Yazının ilgili kısımları şöyle:

Ayhan Bora Kaplan'ın organize suç örgütü lideri olduğu iddiasıyla tutuklanmasının ardından bazı kesimlerde, "Mafyaya yönelik bütünlüklü bir soruşturma süreci başlar mı?" düşüncesi oluştu.

Elbette yanıtı belli sorular bunlar. Böyle bir bütünlüklü soruşturma sürecinin başlamayacağı ortada.

Buna karşılık, kimi avukatlar, adliyelerde olan bitenlerin önünün alınabileceği konusunda hâlâ umutlu.

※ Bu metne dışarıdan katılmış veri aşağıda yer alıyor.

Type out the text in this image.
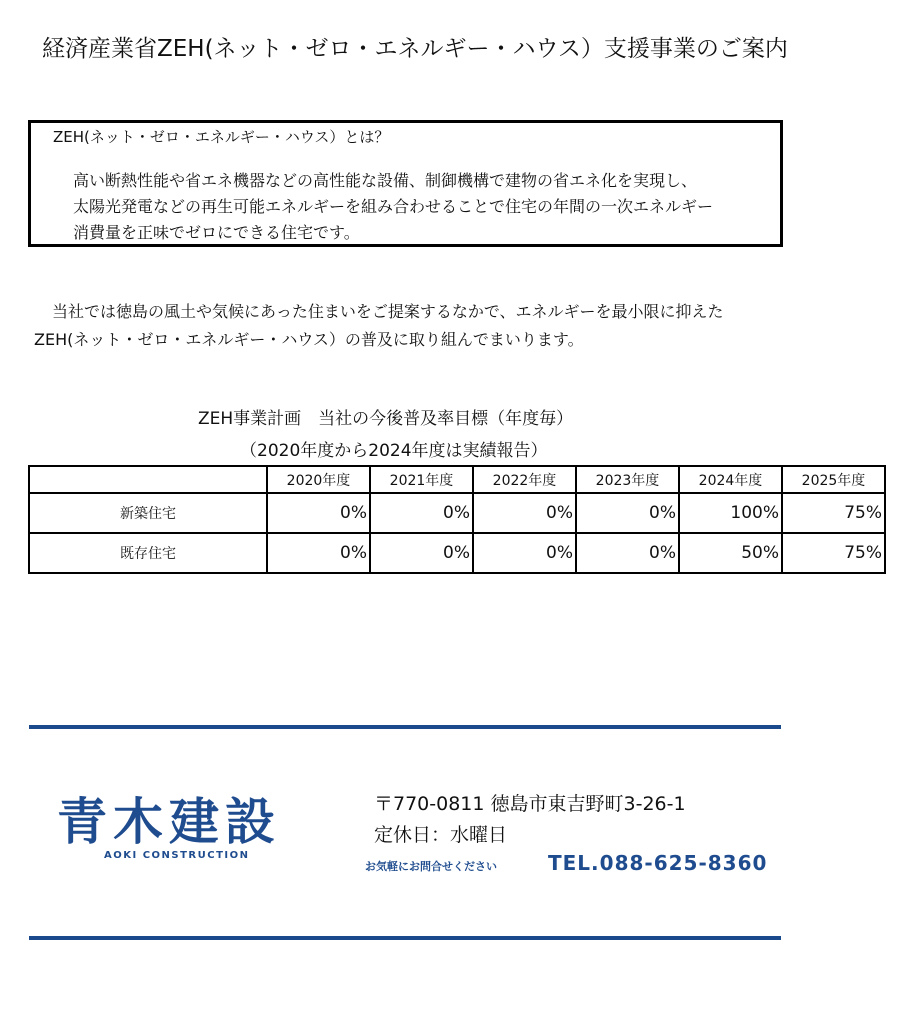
経済産業省ZEH(ネット・ゼロ・エネルギー・ハウス）支援事業のご案内
ZEH(ネット・ゼロ・エネルギー・ハウス）とは？
高い断熱性能や省エネ機器などの高性能な設備、制御機構で建物の省エネ化を実現し、
太陽光発電などの再生可能エネルギーを組み合わせることで住宅の年間の一次エネルギー
消費量を正味でゼロにできる住宅です。
当社では徳島の風土や気候にあった住まいをご提案するなかで、エネルギーを最小限に抑えた
ZEH(ネット・ゼロ・エネルギー・ハウス）の普及に取り組んでまいります。
ZEH事業計画　当社の今後普及率目標（年度毎）
（2020年度から2024年度は実績報告）
	2020年度	2021年度	2022年度	2023年度	2024年度	2025年度
新築住宅	0%	0%	0%	0%	100%	75%
既存住宅	0%	0%	0%	0%	50%	75%
青木建設
AOKI CONSTRUCTION
〒770-0811 徳島市東吉野町3-26-1
定休日：水曜日
お気軽にお問合せください	TEL.088-625-8360
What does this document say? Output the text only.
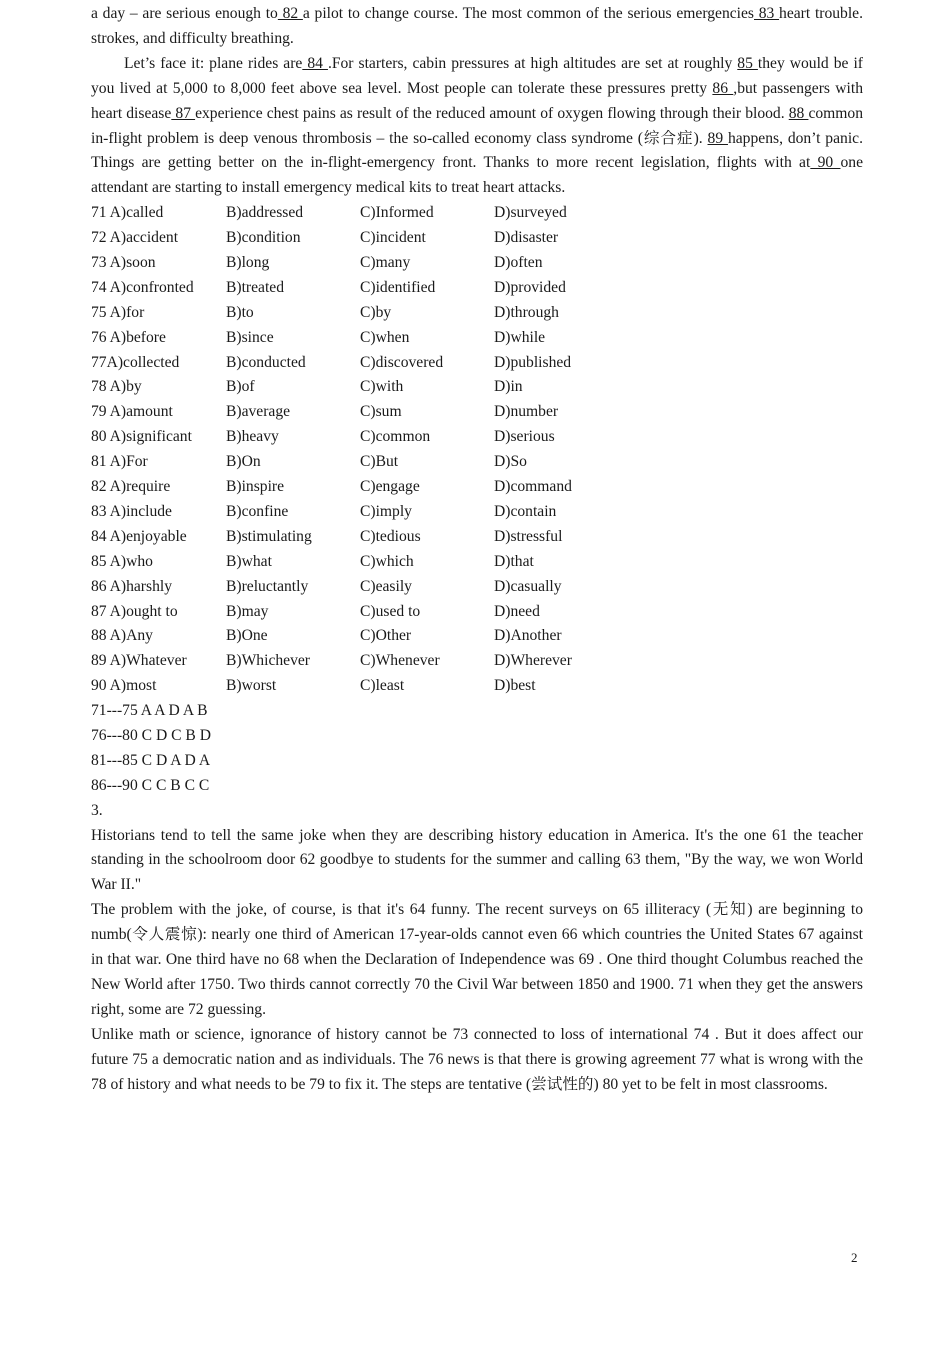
a day – are serious enough to 82 a pilot to change course. The most common of the serious emergencies 83 heart trouble. strokes, and difficulty breathing.

Let’s face it: plane rides are 84 .For starters, cabin pressures at high altitudes are set at roughly 85 they would be if you lived at 5,000 to 8,000 feet above sea level. Most people can tolerate these pressures pretty 86 ,but passengers with heart disease 87 experience chest pains as result of the reduced amount of oxygen flowing through their blood. 88 common in-flight problem is deep venous thrombosis – the so-called economy class syndrome (综合症). 89 happens, don’t panic. Things are getting better on the in-flight-emergency front. Thanks to more recent legislation, flights with at 90 one attendant are starting to install emergency medical kits to treat heart attacks.

71 A)called	B)addressed	C)Informed	D)surveyed
72 A)accident	B)condition	C)incident	D)disaster
73 A)soon	B)long	C)many	D)often
74 A)confronted	B)treated	C)identified	D)provided
75 A)for	B)to	C)by	D)through
76 A)before	B)since	C)when	D)while
77A)collected	B)conducted	C)discovered	D)published
78 A)by	B)of	C)with	D)in
79 A)amount	B)average	C)sum	D)number
80 A)significant	B)heavy	C)common	D)serious
81 A)For	B)On	C)But	D)So
82 A)require	B)inspire	C)engage	D)command
83 A)include	B)confine	C)imply	D)contain
84 A)enjoyable	B)stimulating	C)tedious	D)stressful
85 A)who	B)what	C)which	D)that
86 A)harshly	B)reluctantly	C)easily	D)casually
87 A)ought to	B)may	C)used to	D)need
88 A)Any	B)One	C)Other	D)Another
89 A)Whatever	B)Whichever	C)Whenever	D)Wherever
90 A)most	B)worst	C)least	D)best
71---75 A A D A B
76---80 C D C B D
81---85 C D A D A
86---90 C C B C C
3.

Historians tend to tell the same joke when they are describing history education in America. It's the one 61 the teacher standing in the schoolroom door 62 goodbye to students for the summer and calling 63 them, "By the way, we won World War II."

The problem with the joke, of course, is that it's 64 funny. The recent surveys on 65 illiteracy (无知) are beginning to numb(令人震惊): nearly one third of American 17-year-olds cannot even 66 which countries the United States 67 against in that war. One third have no 68 when the Declaration of Independence was 69 . One third thought Columbus reached the New World after 1750. Two thirds cannot correctly 70 the Civil War between 1850 and 1900. 71 when they get the answers right, some are 72 guessing.

Unlike math or science, ignorance of history cannot be 73 connected to loss of international 74 . But it does affect our future 75 a democratic nation and as individuals. The 76 news is that there is growing agreement 77 what is wrong with the 78 of history and what needs to be 79 to fix it. The steps are tentative (尝试性的) 80 yet to be felt in most classrooms.

2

Kaplan soruşturmasının etkili bir biçimde yürütülmesi durumunda en azından bazı yaşananların önüne geçilebileceğini düşünüyorlar.

Hakimler ve Savcılar Kurulu, Yargıtay Başkanlığı, Kaplan soruşturmasından dışarıya yansıyanlar konusunda bugüne kadar harekete geçmedi.

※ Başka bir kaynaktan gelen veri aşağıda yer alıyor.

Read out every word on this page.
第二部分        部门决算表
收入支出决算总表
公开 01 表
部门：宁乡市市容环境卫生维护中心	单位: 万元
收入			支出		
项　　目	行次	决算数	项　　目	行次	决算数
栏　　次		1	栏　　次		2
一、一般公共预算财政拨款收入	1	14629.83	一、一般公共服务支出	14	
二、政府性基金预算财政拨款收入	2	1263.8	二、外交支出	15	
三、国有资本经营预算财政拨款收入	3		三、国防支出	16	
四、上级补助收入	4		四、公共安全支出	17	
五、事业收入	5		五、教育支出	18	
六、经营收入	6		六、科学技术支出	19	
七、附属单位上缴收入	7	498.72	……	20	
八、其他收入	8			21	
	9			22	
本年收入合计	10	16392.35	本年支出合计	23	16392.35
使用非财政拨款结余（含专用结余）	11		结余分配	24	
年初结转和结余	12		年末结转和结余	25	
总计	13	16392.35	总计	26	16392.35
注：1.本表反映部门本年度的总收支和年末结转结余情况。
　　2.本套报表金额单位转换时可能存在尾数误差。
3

Oysa Kaplan'ın bugüne kadar soruşturmalardan nasıl kurtulduğu, gözaltına bile alınmadan yıllarca nasıl hayatını sürdürdüğü, operasyonları nasıl atlattığı gibi sorular ortada duruyor.

Yine Yargıtay Başkanlığı'nın da bazı yeni üyelerinin geçmişteki eylemlerini araştırmak için önünde bir engel yok.

Belki yaşananlar konusunda ipuçları vermek, neden bu soruşturmaların açılması konusunda bazı hukukçuların ısrarcı olduğunu daha anlaşılır kılar.

Misal, adliyeye çanta içerisinde nakit para getiren avukatlara tanıklık eden, mahkemelerden kendi dosyalarında bir türlü istediği sonucu alamayan avukatların önemli anlatımları…

Bu avukatların anlatımlarına göre, kimi adliyelerde, uzun bir süredir oluşmuş çıkar grupları bütün ağı kontrol ediyor.

Elbette rüşvet ağının dönebilmesi önce bir operasyona ihtiyaç var.

Dokunulması yasak olan bazı kritik isimler dışında kalan ancak belli bir sektörde iyi para kazandığı, işlerinde de usulsüzlükler olduğu tespit edilen kişiler, doğal hedef.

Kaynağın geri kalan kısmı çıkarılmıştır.